None of this stops them from calling for–you guessed it!–more research:
Clearly, we cannot draw definite conclusions regarding the link between Al adjuvants and autism based on an ecological study such as the present one and hence the validity of our results remains to be confirmed. A case control study with detailed examination of vaccination records and Al body burden measurements (i.e., hair, urine, blood) in autistic and a control group of children would be one step toward this goal. Nonetheless, given that the scientific evidence appears to indicate that vaccine safety is not as firmly established as often believed, it would seem ill advised to exclude pediatric vaccinations as a possible cause of adverse long-term neurodevelopmental outcomes, including those associated with autism.

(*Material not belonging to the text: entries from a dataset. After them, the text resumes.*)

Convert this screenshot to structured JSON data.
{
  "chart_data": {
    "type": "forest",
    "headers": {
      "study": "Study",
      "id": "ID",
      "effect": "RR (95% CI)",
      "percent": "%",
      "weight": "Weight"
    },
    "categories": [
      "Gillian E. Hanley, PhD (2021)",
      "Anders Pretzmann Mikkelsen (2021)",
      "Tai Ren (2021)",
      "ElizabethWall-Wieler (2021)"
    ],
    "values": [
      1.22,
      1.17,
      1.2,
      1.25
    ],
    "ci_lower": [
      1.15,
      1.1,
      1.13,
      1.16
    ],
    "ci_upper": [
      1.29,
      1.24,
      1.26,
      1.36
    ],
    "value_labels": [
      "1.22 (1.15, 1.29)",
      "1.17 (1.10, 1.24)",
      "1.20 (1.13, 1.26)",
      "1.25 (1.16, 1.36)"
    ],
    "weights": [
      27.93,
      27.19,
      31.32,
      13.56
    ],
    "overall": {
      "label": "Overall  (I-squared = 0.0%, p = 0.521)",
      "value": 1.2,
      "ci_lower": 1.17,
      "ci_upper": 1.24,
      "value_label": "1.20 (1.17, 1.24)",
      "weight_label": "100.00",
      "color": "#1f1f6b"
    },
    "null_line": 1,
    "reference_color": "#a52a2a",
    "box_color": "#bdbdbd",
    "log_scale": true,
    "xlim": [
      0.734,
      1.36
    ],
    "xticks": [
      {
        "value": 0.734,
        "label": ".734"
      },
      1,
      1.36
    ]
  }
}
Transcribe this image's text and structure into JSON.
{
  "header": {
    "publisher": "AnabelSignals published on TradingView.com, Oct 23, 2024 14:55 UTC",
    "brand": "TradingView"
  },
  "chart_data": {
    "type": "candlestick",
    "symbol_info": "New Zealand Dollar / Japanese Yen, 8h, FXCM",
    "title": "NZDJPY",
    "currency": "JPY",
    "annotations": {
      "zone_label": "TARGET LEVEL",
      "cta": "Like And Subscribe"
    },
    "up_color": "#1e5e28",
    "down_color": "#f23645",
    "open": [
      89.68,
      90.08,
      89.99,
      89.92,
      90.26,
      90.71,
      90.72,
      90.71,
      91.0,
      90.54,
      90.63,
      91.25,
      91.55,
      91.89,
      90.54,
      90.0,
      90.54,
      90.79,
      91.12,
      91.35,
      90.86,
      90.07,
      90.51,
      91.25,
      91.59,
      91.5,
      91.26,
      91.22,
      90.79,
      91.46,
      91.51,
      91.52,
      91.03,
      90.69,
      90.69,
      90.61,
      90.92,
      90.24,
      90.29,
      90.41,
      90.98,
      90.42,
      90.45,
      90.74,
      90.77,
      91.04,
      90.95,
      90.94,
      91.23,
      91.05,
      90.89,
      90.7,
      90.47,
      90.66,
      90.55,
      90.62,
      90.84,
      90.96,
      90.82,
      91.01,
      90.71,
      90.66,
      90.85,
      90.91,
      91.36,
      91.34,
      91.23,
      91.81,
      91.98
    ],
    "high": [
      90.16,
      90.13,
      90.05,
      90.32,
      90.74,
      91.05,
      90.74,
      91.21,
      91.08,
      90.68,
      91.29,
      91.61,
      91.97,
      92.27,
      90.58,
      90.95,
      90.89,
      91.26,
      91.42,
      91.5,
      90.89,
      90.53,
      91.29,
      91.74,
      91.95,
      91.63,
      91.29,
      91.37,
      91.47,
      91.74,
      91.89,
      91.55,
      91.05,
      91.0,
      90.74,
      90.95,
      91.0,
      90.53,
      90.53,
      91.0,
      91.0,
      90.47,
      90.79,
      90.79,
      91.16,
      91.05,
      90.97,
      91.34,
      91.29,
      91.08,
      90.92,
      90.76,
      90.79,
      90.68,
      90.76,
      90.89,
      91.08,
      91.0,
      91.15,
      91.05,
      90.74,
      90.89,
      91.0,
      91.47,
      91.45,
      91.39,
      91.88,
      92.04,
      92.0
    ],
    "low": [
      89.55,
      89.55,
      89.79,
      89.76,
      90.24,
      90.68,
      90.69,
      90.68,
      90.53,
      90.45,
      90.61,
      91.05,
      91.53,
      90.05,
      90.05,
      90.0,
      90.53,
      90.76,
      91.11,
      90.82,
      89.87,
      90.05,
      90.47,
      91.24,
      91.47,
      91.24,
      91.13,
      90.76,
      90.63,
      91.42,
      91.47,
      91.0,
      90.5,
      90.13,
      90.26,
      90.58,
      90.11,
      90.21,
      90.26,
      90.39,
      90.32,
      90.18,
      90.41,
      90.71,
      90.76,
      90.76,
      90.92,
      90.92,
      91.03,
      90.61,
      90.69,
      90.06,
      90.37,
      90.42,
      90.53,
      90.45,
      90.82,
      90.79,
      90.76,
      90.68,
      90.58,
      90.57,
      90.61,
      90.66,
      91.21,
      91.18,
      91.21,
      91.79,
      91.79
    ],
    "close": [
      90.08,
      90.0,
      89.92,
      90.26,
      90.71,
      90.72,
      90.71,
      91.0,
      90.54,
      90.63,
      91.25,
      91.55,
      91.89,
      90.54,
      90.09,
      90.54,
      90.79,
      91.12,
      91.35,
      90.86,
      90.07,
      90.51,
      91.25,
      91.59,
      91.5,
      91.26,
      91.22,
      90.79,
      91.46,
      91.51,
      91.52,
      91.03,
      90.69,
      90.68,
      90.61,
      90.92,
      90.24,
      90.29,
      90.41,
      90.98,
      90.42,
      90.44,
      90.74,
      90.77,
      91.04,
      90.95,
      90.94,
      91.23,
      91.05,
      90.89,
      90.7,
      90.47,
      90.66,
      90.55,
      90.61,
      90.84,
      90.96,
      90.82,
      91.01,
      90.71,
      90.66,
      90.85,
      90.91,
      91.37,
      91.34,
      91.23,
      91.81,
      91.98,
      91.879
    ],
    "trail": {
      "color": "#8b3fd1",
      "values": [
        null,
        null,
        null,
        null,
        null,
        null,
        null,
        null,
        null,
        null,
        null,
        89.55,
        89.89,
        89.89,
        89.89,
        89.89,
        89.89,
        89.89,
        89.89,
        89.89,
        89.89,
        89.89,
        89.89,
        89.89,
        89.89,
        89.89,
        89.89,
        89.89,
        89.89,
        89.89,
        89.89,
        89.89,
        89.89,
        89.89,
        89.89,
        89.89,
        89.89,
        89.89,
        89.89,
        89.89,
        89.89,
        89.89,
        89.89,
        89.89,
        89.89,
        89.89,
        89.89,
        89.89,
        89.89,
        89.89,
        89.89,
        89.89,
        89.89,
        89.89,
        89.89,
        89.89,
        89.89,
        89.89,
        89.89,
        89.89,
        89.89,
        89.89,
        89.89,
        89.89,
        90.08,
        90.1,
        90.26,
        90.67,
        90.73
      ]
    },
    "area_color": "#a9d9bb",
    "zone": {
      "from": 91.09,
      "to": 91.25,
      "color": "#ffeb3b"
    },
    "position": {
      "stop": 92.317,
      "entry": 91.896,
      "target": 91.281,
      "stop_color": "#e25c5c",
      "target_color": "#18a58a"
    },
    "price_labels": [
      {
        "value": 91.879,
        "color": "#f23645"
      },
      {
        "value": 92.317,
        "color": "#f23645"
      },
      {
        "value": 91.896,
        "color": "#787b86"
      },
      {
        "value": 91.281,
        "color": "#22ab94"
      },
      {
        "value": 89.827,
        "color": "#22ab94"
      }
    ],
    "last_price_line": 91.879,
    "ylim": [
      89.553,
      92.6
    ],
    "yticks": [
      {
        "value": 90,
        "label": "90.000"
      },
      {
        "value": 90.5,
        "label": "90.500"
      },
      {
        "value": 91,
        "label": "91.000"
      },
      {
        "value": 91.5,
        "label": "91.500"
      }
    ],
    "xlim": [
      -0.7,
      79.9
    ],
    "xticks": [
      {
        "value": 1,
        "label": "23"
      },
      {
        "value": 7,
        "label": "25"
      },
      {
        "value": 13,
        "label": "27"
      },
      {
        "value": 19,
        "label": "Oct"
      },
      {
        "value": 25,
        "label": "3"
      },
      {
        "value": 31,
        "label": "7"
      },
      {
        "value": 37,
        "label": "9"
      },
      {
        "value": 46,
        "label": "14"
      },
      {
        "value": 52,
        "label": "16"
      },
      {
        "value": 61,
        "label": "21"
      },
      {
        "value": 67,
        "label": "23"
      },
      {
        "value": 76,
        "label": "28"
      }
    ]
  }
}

Notice the wording. “It would seem ill-advised to exclude vaccines” and “vaccine safety is not as firmly established as often believed.” It’s the old anti-vaccine tactic of sowing fear, uncertainty, and doubt about vaccines based on highly dubious science and then calling for more studies of a hypothesis that scientists, despite having looked extensively, have been unable to find any convincing evidence to support. The authors then communicate with sympathetic anti-vaccine bloggers in order to try to use their “science” to persuade government officials that more research is needed:
This study by Tomljenovic and Shaw provides convincing evidence of a strong relationship between the aluminum adjuvant frequently used in vaccinations and the increasing burden of childhood vaccinations. Even more significantly, it makes a highly plausible case for vaccines’ aluminum adjuvant as a cause of autistic spectrum disorders.
The only question is whether it should be considered a final determination. If one takes the view that only a double-blind placebo-controlled study can demonstrate the truth, then it will never be found. Conventional medicine refuses to do such studies in vaccinations. The claim is that it would be unethical to refuse the benefits of a vaccination. Of course, the consideration of harm from vaccinations is somehow not factored into the scenario. The results of this study, of course, demonstrate that the views of medical ethicists are strongly biased towards assumptions of the infallibility of their treatments.
Ah, I love the way anti-vaccine propagandists whine about basic ethical considerations in clinical trials and try to paint vaccines as somehow “privileged” in how they are treated.
In personal communcation with Tomljenovic, I have been informed that they are doing animal experiments to further test the aluminum-adjuvant-as-an-ASD cause hypothesis. They would also like to do a human investigation involving comparison of individual medical records of vaccinations with aluminum body burdens. However, this is very costly and the funds are not yet available.
Great. It looks as though we have a new Mark and David Geier, only substituting aluminum instead of mercury. I guess we can look forward to a lot more bad science. Oh, well. I guess it will guarantee that I’ll have blogging material for years to come. Unfortunately.